Navy Pier (Chicago, IL)
Navy Pier: Worth the Stop, But Not the Whole Day
Navy Pier extends 1 km into Lake Michigan from the Streeterville neighbourhood on Chicago’s near north side. It opened in 1916 as a shipping and warehouse facility, served various wartime purposes, and was redeveloped as a public attraction in 1995. Today it is the most-visited attraction in the Midwest by attendance, which tells you something about its draw and also about its limitations.
The pier itself is free to enter. The commercial attractions on it are not.
What’s Actually Worth Doing
The Centennial Wheel, a 60-metre Ferris wheel installed in 2016, gives genuinely good views over Lake Michigan and the Chicago skyline. A gondola ride costs around $18 per person. On a clear day you can see the Willis Tower, the John Hancock Center, and the entire lakefront from Navy Pier north to Evanston. The view from the top looking west over the city with the lake behind you is the best free-ish vantage point on the north side.
The Chicago Children’s Museum is among the better children’s museums in the country for under-12s, with well-designed interactive exhibits. Costs around $17-20 per person; under-1s free. Worth the price on a rainy day with children.
The IMAX Theatre runs mainstream films and documentary presentations. Good for an evening, nothing distinctive.
The Crystal Gardens, an indoor tropical garden on the second floor, is free with pier admission and is a quieter spot to escape summer heat. Palms and ferns in a glass-covered atrium.
What to Skip
The shopping on Navy Pier is indistinguishable from any other mid-range American retail experience. Souvenir shops, candy stores, chain restaurants. None of it requires a visit to a specific pier.
The Better Chicago Experiences Nearby
The Architecture Boat Tour, operated by Chicago Architecture Center, departs from the Chicago River docks (a 15-minute walk southwest from Navy Pier) and is the single best structured introduction to Chicago as a city.

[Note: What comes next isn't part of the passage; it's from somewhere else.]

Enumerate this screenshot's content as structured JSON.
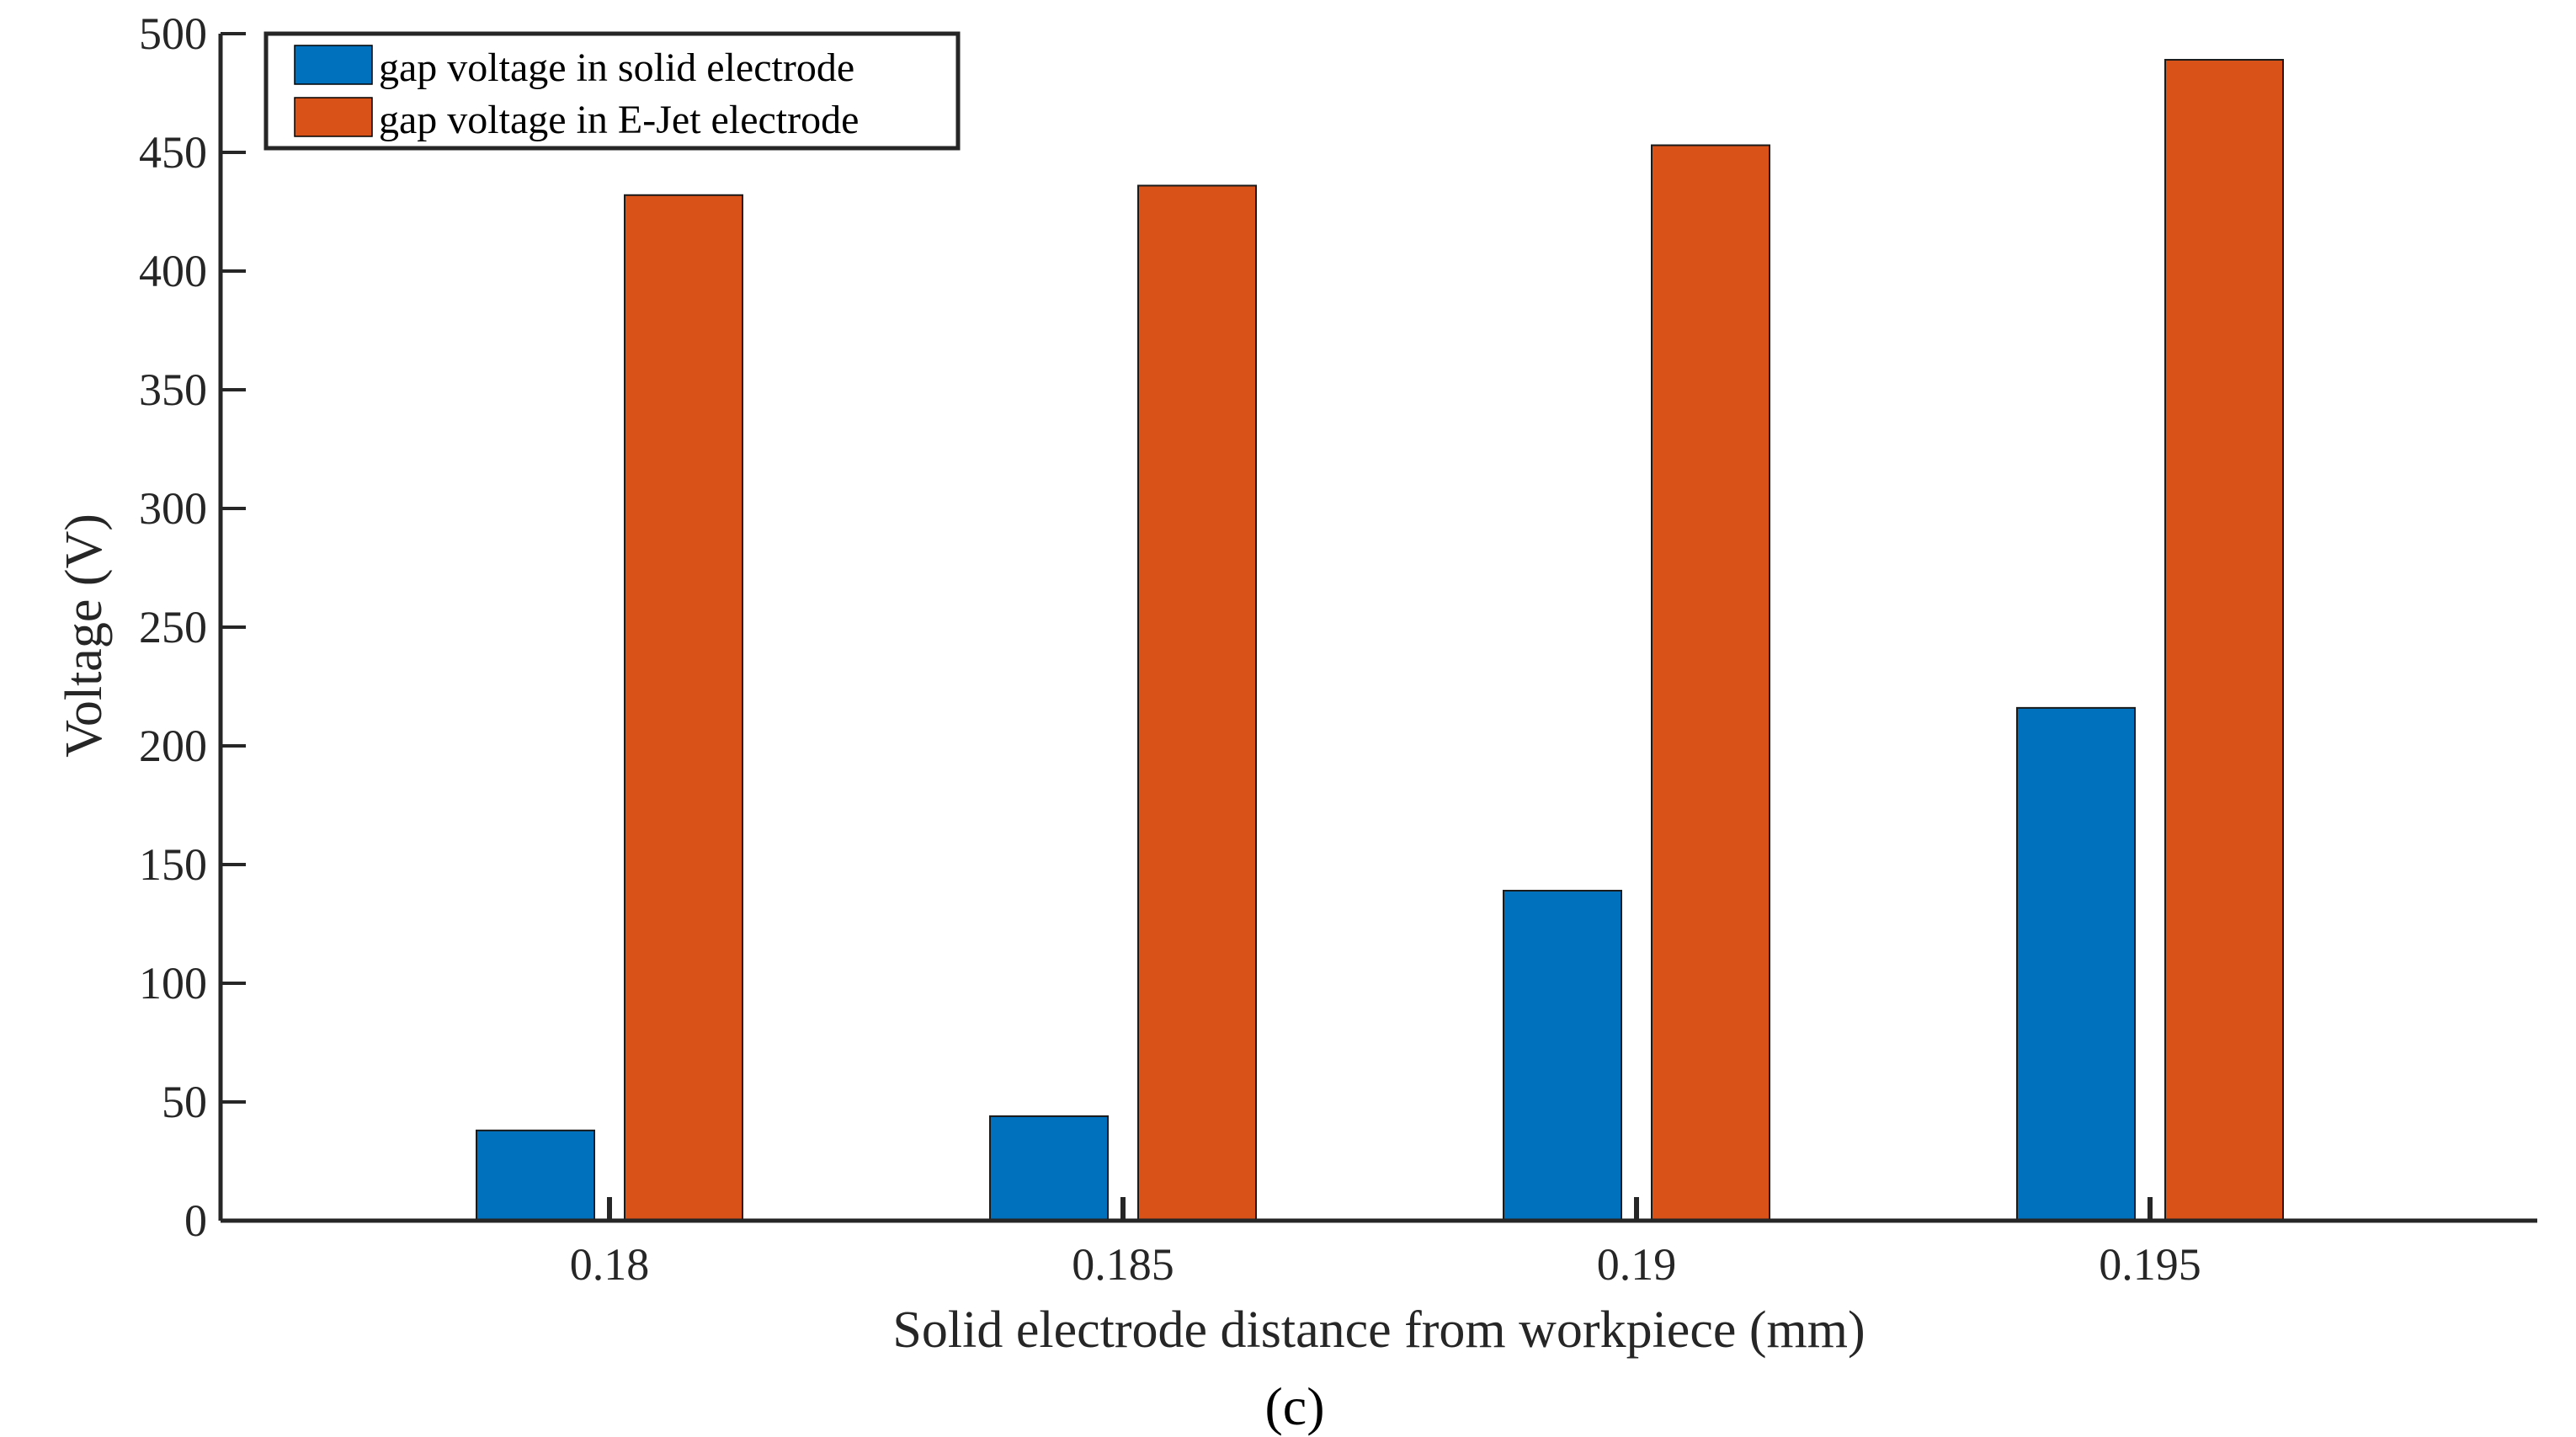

The tours cover over 50 buildings along the Chicago River, with explanations of why Chicago’s architecture defines American modernism. Tours cost $45-55 and run for 90 minutes. Book in advance.
Millennium Park, another 15 minutes southwest along the lakefront trail, contains Cloud Gate (the “Bean”), the Crown Fountain, the Pritzker Pavilion (a Frank Gehry-designed outdoor concert venue), and access to the Art Institute of Chicago. This is genuinely worth 2-3 hours and costs nothing for the outdoor spaces.

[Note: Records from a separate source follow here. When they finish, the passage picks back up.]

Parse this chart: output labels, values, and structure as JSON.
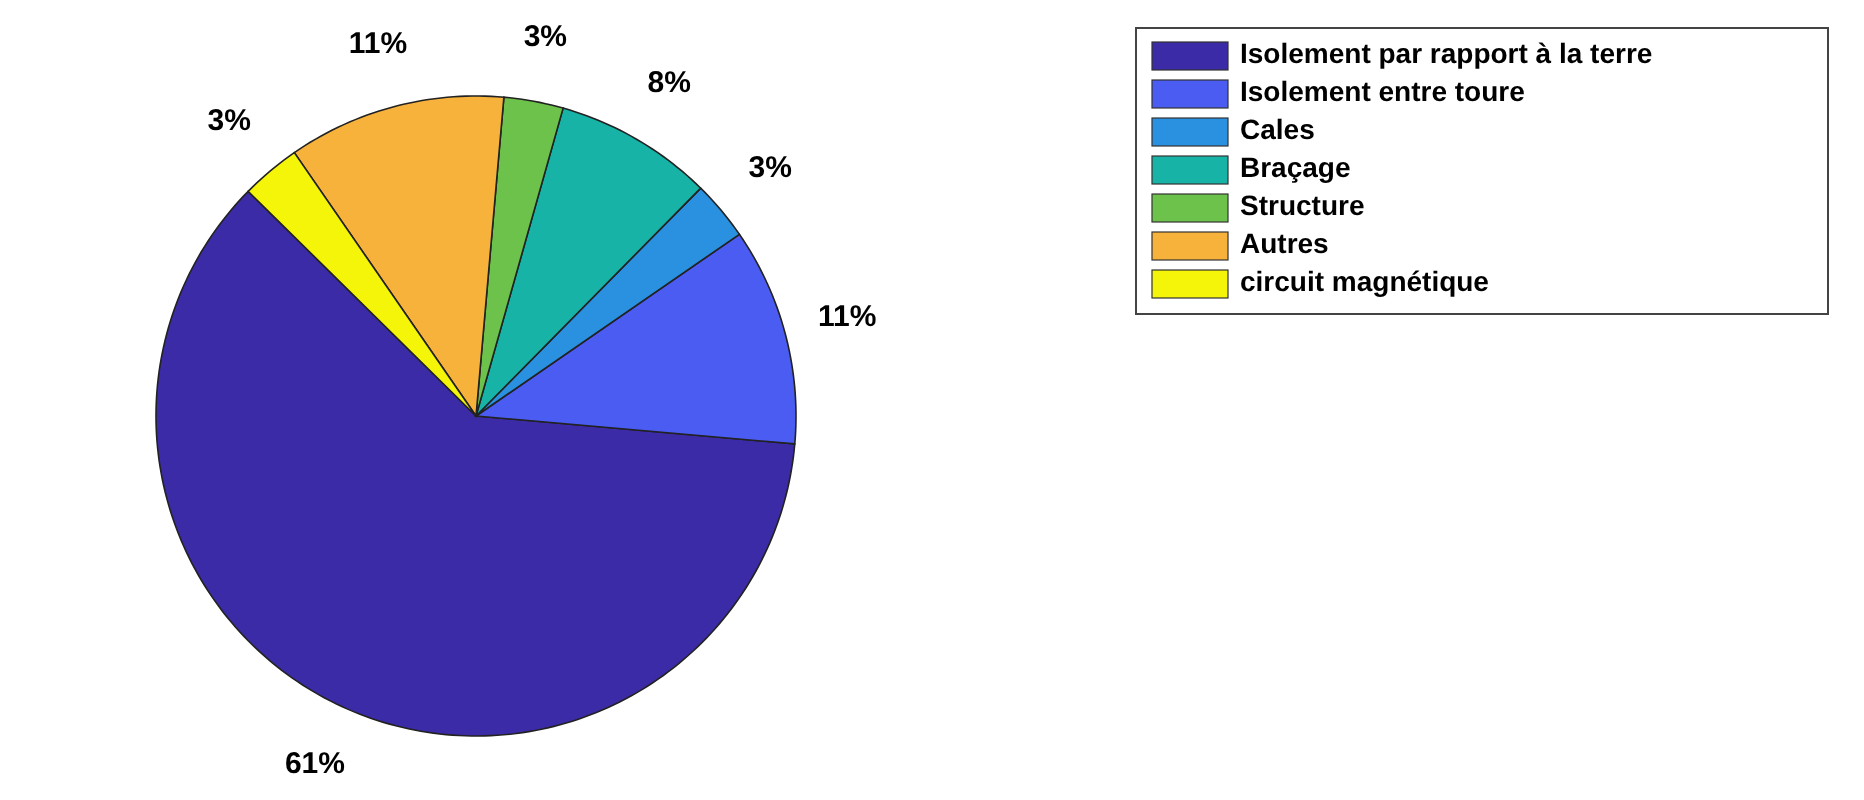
{
  "chart_data": {
    "type": "pie",
    "categories": [
      "Isolement par rapport à la terre",
      "Isolement entre toure",
      "Cales",
      "Braçage",
      "Structure",
      "Autres",
      "circuit magnétique"
    ],
    "values": [
      61,
      11,
      3,
      8,
      3,
      11,
      3
    ],
    "value_labels": [
      "61%",
      "11%",
      "3%",
      "8%",
      "3%",
      "11%",
      "3%"
    ],
    "colors": [
      "#3b2ba6",
      "#4a5cf2",
      "#2a90e0",
      "#16b3a6",
      "#6cc24a",
      "#f7b23b",
      "#f5f50a"
    ],
    "legend": "top right"
  }
}
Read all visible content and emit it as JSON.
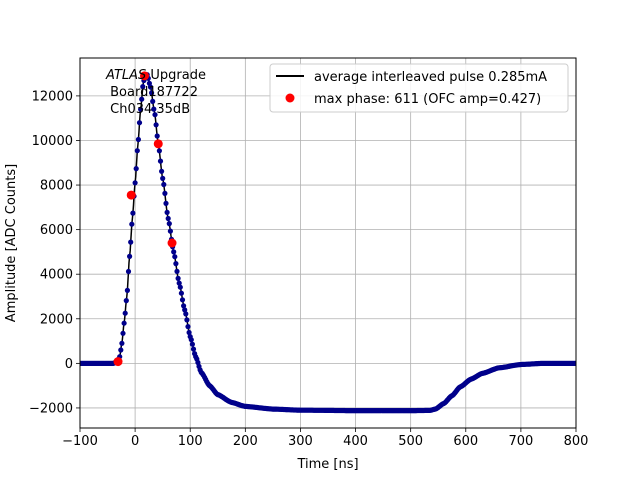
{
  "chart_data": {
    "type": "scatter",
    "xlabel": "Time [ns]",
    "ylabel": "Amplitude [ADC Counts]",
    "xlim": [
      -100,
      800
    ],
    "ylim": [
      -2900,
      13700
    ],
    "xticks": [
      -100,
      0,
      100,
      200,
      300,
      400,
      500,
      600,
      700,
      800
    ],
    "yticks": [
      -2000,
      0,
      2000,
      4000,
      6000,
      8000,
      10000,
      12000
    ],
    "grid": true,
    "legend_position": "top-right",
    "annotation": {
      "line1_italic": "ATLAS",
      "line1_rest": " Upgrade",
      "line2": " Board187722",
      "line3": " Ch034 35dB"
    },
    "series": [
      {
        "name": "average interleaved pulse 0.285mA",
        "type": "line+markers",
        "line_color": "#000000",
        "marker_color": "#00008b",
        "points": [
          [
            -100,
            0
          ],
          [
            -40,
            0
          ],
          [
            -32,
            80
          ],
          [
            -28,
            300
          ],
          [
            -24,
            900
          ],
          [
            -20,
            1800
          ],
          [
            -15,
            3000
          ],
          [
            -10,
            4800
          ],
          [
            -5,
            6500
          ],
          [
            0,
            8100
          ],
          [
            5,
            9800
          ],
          [
            10,
            11400
          ],
          [
            15,
            12600
          ],
          [
            18,
            12900
          ],
          [
            22,
            12950
          ],
          [
            28,
            12400
          ],
          [
            35,
            11300
          ],
          [
            42,
            9850
          ],
          [
            50,
            8300
          ],
          [
            60,
            6500
          ],
          [
            70,
            5000
          ],
          [
            80,
            3600
          ],
          [
            90,
            2400
          ],
          [
            100,
            1200
          ],
          [
            110,
            300
          ],
          [
            120,
            -400
          ],
          [
            135,
            -1000
          ],
          [
            150,
            -1400
          ],
          [
            175,
            -1750
          ],
          [
            200,
            -1930
          ],
          [
            250,
            -2050
          ],
          [
            300,
            -2100
          ],
          [
            400,
            -2120
          ],
          [
            500,
            -2120
          ],
          [
            535,
            -2110
          ],
          [
            545,
            -2050
          ],
          [
            560,
            -1800
          ],
          [
            575,
            -1450
          ],
          [
            590,
            -1050
          ],
          [
            610,
            -700
          ],
          [
            630,
            -450
          ],
          [
            660,
            -200
          ],
          [
            700,
            -50
          ],
          [
            740,
            0
          ],
          [
            800,
            0
          ]
        ]
      },
      {
        "name": "max phase: 611 (OFC amp=0.427)",
        "type": "scatter",
        "color": "#ff0000",
        "points": [
          [
            -31,
            80
          ],
          [
            -7,
            7550
          ],
          [
            17,
            12900
          ],
          [
            42,
            9850
          ],
          [
            67,
            5400
          ]
        ]
      }
    ]
  }
}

The Art Institute of Chicago (directly adjacent to Millennium Park) is one of the three or four best art museums in the country. A Sunday through Thursday admission is around $25 for adults; free for Chicago residents. The collection includes Georges Seurat’s “A Sunday on La Grande Jatte” (the pointillist painting from the film Ferris Bueller’s Day Off), Grant Wood’s “American Gothic,” and an exceptional collection of Impressionist and Post-Impressionist works.
Getting to Navy Pier
Bus 124 runs directly from Michigan Avenue and Randolph Street. Taxi or Uber from the Loop takes about 10 minutes in normal traffic. The Riverwalk, a pedestrian path along the Chicago River from the Loop, connects to the lakefront and is a better approach if the weather is good.
Parking on Navy Pier is available but expensive and unnecessary if using public transit or arriving on foot from nearby hotels on Michigan Avenue.
Garrett Popcorn
Chicago’s famous Garrett Mix (caramel corn and cheese corn combined) is available from the Garrett Popcorn shop on the pier and from multiple locations across the city. The combination sounds wrong and tastes right. The original shop at 26 W. Randolph Street in the Loop has been there since 1949 and is the correct purchase if you are already downtown. Navy Pier’s version is the same product.